Sanborn, who was born in D.C. and has shown his art and photograpy around the world, discussed the process he undertook to create his series of “topographic projects and implied geometries:” “These images were produced by direct, large format, light projection. The projector, powered by a mobile generator, was moved from site to site. All of the pieces were photographed at night using long exposures. On moonless nights, the landscape was lit with searchlights. The landforms themselves are quite large, requiring the projector and camera to be, on average, 1/2 mile away from the subject landscape.”
The exhibit at the Nevada Art Museum, which featured Sanborn’s work along with some 50 other contemporary landscape photographers, sought to inspire a dialogue on the “human activity on natural landscapes” and move away from the idealized images of pristine wilderness created by Ansel Adams and promoted by the Sierra Club and other environmental organizations. Cultural critic Dave Hickey said: “These photographers aspire to portray nature differently and, in doing so, portray another nature altogether.”

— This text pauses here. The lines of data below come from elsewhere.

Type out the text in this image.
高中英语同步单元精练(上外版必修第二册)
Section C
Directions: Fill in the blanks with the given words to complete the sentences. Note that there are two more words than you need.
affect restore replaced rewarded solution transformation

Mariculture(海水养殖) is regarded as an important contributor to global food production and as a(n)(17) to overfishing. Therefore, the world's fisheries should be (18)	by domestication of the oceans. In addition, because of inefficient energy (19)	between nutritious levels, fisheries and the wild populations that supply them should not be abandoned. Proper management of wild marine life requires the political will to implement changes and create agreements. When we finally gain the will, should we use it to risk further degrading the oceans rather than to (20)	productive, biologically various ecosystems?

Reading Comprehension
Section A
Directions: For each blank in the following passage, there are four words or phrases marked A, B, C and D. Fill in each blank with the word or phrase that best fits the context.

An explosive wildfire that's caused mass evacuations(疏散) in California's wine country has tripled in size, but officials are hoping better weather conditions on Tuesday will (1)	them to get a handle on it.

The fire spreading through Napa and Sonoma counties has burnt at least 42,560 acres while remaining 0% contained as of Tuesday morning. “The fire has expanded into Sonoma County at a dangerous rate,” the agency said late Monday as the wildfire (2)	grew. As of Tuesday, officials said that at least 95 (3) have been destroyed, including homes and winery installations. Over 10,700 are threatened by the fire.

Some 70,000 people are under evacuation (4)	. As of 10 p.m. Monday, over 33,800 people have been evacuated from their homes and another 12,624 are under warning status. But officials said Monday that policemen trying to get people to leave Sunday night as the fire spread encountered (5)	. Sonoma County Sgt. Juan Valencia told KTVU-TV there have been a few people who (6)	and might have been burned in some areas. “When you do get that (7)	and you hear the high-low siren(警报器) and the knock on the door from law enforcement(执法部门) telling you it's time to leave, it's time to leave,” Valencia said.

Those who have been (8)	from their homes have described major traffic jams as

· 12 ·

Spanning 30 years, the exhibit shows the work of the New Topographics photographers, who wanted to show landscapes, even highly degraded ones, as they really are. They created images of “natural landscapes marked by tract housing projects, mining and military installations, and artificial waterways,” says the Nevada Museum of Art. Jim Sanborn and his compatriots then further departed from Ansel Adams by altering colors, creating montages, and using visual jokes to ”suggest levels of humor and irony related to our contemporary landscapes.”